Energy companies launch global procurement exchange Fourteen members with annual spending of $125 billion form electronic marketplace which will be open to other buyers, sellers Petroleum News Alaska
Fourteen leading energy and petrochemical companies with combined annual spending of $125 billion are launching an independent electronic industry procurement exchange. The companies said April 11 that discussions are under way with additional participants, including the supplier community.
BP, Phillips, Unocal in founding group Founding companies include: BP Amoco PLC; Royal Dutch/Shell Group of Co.; Conoco Inc.; The Dow Chemical Co.; Equilon Enterprises LLC; Mitsubishi Corp.; Motiva Enterprises LLC; Occidental Petroleum Corp.; Phillips Petroleum Co.; Repsol-YPF, S.A.; Statoil; Tosco Corp.; TotalFinaElf; and Unocal Corp.
The exchange will provide a global electronic marketplace open to buyers and sellers both large and small. In addition, the exchange will develop technologies to remove inefficiencies in procurement, supply chain management and capacity utilization. The founding partners said they will work together to make the exchange attractive for all companies across the industry to use.
The scope of the exchange will initially include all procurement activities related to goods and services used within the oil and gas exploration and production business and the petrochemicals, refining, marketing and retail sectors of the industry.
Improved capital efficiency goal Sir John Browne, BP Amoco’s group chief executive, said: “The leading players within the industry have come together to improve performance, productivity and capital efficiency.

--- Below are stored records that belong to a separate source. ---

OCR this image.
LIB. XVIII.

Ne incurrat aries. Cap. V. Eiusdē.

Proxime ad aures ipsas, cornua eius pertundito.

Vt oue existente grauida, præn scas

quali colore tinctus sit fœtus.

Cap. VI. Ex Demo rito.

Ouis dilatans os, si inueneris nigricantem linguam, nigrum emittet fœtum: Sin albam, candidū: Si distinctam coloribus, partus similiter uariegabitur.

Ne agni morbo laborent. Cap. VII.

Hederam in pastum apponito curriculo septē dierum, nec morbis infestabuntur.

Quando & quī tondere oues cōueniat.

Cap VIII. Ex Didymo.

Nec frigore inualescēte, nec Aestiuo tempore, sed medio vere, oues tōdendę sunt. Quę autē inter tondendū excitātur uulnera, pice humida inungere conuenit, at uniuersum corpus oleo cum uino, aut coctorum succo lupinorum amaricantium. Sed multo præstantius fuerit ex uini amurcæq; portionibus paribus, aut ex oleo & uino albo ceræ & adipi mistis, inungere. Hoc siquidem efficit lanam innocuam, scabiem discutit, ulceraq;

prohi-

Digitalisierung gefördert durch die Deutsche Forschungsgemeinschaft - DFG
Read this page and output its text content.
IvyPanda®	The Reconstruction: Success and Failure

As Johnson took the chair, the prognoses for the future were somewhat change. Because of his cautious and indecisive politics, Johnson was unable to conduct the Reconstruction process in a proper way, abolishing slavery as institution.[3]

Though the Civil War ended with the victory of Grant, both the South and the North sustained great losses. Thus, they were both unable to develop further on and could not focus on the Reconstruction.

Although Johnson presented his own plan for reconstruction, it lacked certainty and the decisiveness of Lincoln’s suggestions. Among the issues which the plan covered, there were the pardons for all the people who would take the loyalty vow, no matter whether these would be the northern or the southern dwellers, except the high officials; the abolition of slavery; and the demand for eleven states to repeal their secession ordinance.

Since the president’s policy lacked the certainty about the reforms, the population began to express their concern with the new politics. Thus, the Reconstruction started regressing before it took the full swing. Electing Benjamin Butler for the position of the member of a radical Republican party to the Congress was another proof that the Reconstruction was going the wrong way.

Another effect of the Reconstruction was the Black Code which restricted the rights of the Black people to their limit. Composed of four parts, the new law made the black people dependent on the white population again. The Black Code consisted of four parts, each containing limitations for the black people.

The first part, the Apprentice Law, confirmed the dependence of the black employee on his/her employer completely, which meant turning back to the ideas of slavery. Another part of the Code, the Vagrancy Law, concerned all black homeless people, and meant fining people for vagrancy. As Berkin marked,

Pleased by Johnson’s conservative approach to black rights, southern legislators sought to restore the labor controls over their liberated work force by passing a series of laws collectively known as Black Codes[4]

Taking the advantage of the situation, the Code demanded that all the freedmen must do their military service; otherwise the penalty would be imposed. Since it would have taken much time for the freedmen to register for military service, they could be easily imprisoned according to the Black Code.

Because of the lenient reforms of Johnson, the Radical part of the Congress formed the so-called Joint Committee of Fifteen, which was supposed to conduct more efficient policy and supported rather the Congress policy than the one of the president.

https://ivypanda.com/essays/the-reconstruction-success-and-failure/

Exchanges are a very exciting example of the application of internet technologies to drive efficiency and innovation across the supply chain.”
Harry Roels, a Royal Dutch/Shell group managing director, said: “Shell attaches great importance to eBusiness and so is delighted to play a leading role in the formation of this global exchange. By working together with industry partners and suppliers, we can deliver greater savings in a shorter time.”
The collective annual procurement spend of the founding partners exceeds $125 billion: 40 percent of this spend is in North and South America, 40 percent in Europe and Africa and 20 percent in Asia Pacific and the Middle East. The partners said they plan to use the exchange for a significant amount of their procurement.
Independent company to own, operate exchange An independent company will be created to own and operate the exchange. Initially at least three-quarters of the equity in the new company will be owned by the energy and petrochemical companies. The remainder will be allocated to staff and technology providers.
It is intended to prepare the company for initial public offering (IPO) in the future.
The exchange will be launched using the CommerceOne Marketsite platform. Other technology providers will be selected by the exchange to ensure sufficient flexibility to meet the needs of the industry.
Morgan Stanley Dean Witter has advised in the formation of the exchange.